YERUSALEM (Arrahmah.id) — Universitas Ibrani Yerusalem telah memberhentikan seorang akademisi terkemuka Palestina setelah dia mengatakan bahwa sudah waktunya untuk menghapuskan Zionisme.
Dalam sebuah wawancara dengan Channel 12 Israel (11/3/2024), Nadera Shalhoub-Kevorkian, seorang profesor hukum, mengatakan Zionisme tidak dapat dilanjutkan, ini kriminal. Hanya dengan menghapuskan Zionisme kita dapat melanjutkannya.

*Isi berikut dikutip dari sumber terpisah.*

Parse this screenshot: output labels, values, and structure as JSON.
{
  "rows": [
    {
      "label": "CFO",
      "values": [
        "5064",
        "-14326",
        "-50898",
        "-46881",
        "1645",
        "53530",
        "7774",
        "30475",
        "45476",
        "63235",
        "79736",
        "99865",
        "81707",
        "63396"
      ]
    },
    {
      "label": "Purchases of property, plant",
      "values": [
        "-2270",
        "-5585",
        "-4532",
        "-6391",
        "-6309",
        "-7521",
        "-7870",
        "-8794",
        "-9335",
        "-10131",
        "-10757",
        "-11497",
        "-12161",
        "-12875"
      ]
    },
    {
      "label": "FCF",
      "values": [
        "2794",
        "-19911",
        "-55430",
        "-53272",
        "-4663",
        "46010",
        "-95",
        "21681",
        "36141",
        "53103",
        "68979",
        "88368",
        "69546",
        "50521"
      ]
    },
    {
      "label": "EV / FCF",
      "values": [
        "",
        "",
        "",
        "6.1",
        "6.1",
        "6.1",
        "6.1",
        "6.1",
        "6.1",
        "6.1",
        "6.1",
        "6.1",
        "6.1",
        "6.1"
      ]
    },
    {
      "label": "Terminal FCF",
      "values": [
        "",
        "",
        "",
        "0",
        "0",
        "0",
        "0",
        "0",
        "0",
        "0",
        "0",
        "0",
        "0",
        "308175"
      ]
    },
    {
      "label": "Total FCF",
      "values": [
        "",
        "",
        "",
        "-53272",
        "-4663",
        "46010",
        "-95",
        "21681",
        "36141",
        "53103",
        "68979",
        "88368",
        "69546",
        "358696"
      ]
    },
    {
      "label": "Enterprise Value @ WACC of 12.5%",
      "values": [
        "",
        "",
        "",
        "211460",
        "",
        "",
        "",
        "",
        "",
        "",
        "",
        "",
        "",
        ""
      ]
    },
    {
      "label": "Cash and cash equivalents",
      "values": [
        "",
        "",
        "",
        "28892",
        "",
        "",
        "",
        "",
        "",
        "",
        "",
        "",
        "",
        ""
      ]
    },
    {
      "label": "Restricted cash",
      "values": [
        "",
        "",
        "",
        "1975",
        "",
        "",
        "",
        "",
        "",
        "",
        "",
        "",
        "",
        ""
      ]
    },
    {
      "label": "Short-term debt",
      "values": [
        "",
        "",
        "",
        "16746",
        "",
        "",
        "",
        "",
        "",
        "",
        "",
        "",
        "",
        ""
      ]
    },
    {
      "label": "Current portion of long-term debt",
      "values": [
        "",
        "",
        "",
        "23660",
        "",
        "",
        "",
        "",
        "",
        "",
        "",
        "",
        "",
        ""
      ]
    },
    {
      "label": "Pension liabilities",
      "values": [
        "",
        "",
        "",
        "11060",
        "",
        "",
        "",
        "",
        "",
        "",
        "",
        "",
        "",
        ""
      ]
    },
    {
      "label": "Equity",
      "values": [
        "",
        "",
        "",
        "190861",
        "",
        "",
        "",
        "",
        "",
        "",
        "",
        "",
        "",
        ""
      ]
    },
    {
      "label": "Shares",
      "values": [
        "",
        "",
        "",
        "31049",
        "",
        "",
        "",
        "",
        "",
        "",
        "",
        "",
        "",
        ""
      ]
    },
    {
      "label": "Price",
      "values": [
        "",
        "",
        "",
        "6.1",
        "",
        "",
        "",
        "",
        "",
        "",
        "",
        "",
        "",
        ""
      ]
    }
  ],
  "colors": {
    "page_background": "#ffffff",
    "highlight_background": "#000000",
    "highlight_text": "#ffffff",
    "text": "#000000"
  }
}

“Mereka akan menggunakan kebohongan apa pun. Mereka memulainya dengan bayi, lalu melanjutkan dengan pemerkosaan, dan akan terus melakukan jutaan kebohongan lainnya. Kami berhenti mempercayai mereka, saya berharap dunia berhenti mempercayai mereka,” tambahnya, dikutip dari Middle East Eye (12/3).
Pada bulan Oktober, Shalhoub-Kevorkian menandatangani surat yang menuduh Israel melakukan genosida di Gaza, dan menyerukan diakhirinya apartheid dan pendudukan yang sedang berlangsung di Palestina.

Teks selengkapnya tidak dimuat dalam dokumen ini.